LUMA insists it will meet June 1 deadline to take control of PREPA’s transmission & distribution
By The Star Staff
LUMA Energy President and CEO Wayne Stensby said Sunday that while there remains “an incredible” amount of work over the next 100 days to complete the front-end transition before the private operator takes full control of the Puerto Rico Electric Power Authority’s (PREPA) transmission and distribution (T&D) system, he did not foresee problems in meeting the June 1 deadline.
“We have an incredible amount of work to do but June 1 is our target …” he said. “Will there be challenges along the way? Of course there will be.”
LUMA has a 15-year agreement to manage the utility’s T&D system at a cost of about $5 million a month in fixed fees. The contract is in the front-end transition phase. The firm is slated to start managing transmission and distribution on June 1.
In its progress report for January to the Puerto Rico Energy Bureau (PREB), LUMA Energy wrote that there were ongoing challenges impacting the effectiveness of the front-end transition.
“These challenges showed marginal progress in January; however, most continue to persist with no clear resolution and are becoming a serious concern given the time remaining to achieve the June 1 service commencement,” the utility said.
LUMA is assuming that it will operate under the terms of a portion of its contract titled “supplemental terms of the agreement” as PREPA has yet to file a debt adjustment plan as part of its bankruptcy.
Stensby insisted meanwhile that LUMA is committed to hiring PREPA employees but that ultimately “it will be their choice” if they work for LUMA or not.
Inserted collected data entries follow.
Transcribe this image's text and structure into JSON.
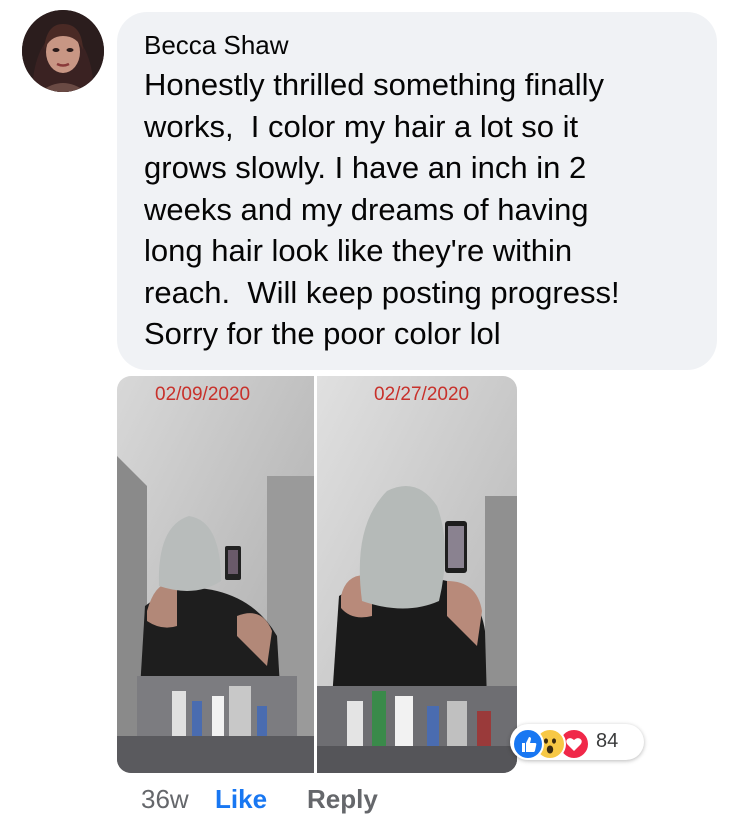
{
  "comment": {
    "author": "Becca Shaw",
    "text": "Honestly thrilled something finally works,  I color my hair a lot so it grows slowly. I have an inch in 2 weeks and my dreams of having long hair look like they're within reach.  Will keep posting progress! Sorry for the poor color lol",
    "text_lines": [
      "Honestly thrilled something finally",
      "works,  I color my hair a lot so it",
      "grows slowly. I have an inch in 2",
      "weeks and my dreams of having",
      "long hair look like they're within",
      "reach.  Will keep posting progress!",
      "Sorry for the poor color lol"
    ]
  },
  "photo": {
    "left_date": "02/09/2020",
    "right_date": "02/27/2020"
  },
  "reactions": {
    "icons": [
      "like-icon",
      "wow-icon",
      "love-icon"
    ],
    "count": "84"
  },
  "actions": {
    "time": "36w",
    "like_label": "Like",
    "reply_label": "Reply"
  },
  "colors": {
    "bubble": "#f0f2f5",
    "like_blue": "#1877f2",
    "date_red": "#c8312b",
    "secondary_text": "#65676b"
  }
}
He could not provide numbers as to how many PREPA workers have been hired by LUMA to work in T&D. PREPA sources with knowledge of the situation said some 3,800 utility workers may end up losing their jobs and moving to the generation division or to other government agencies.
“We are in the middle of the recruitment process, through job interviews; we will then move to making offers to those employees,” Stensby said.
He also said LUMA Energy will not disclose the salaries of the workers it hired. He said the PREB would be the entity in charge of reviewing their costs, virtually removing PREPA from the picture.
Stensby made his remarks at a roundtable where he discussed the company’s goals for the utility.
The meeting came three days before the island House of Representatives is slated to start public hearings on the LUMA Energy service contract, which has been criticized because of its costs.
Stensby said there will be no requests for rate increases for at least the first three years of the contract. All rate increases will have to go through the PREB.
As part of the system remediation plan, which will last three years, the firm will focus on performance metrics and system remediation, Stensby said. LUMA has planned for $4 billion in initiatives as part of the plan and $11 billion in total improvement programs, he added. The Federal Emergency Management Administration in October approved $9.6 billion for PREPA to repair damage to its electrical grid caused by Hurricane Maria in 2017.
The LUMA Energy CEO said that as part of the front-end transition, the firm found that PREPA’s recordable incidents are 200% higher than the next worst reported utility, that its customer service score is 50% lower than the average utility, and that its frequency of power outages is 300% worse than the next worst performer.
Following commencement of service on June 1, the public can expect improved public safety or street lighting, clearing of vegetation, improvement in contact center responsiveness, and walkdowns and inspections of areas experiencing a significant number of outages, Stensby said.
June also marks the start of the next hurricane season, and the height of the season is in September. Stensby was asked if there would be time to replace or fix transmission cables.
“This is a substantial plan that will take a number of years …” he said. “The first few months will be challenging as we work on priorities.”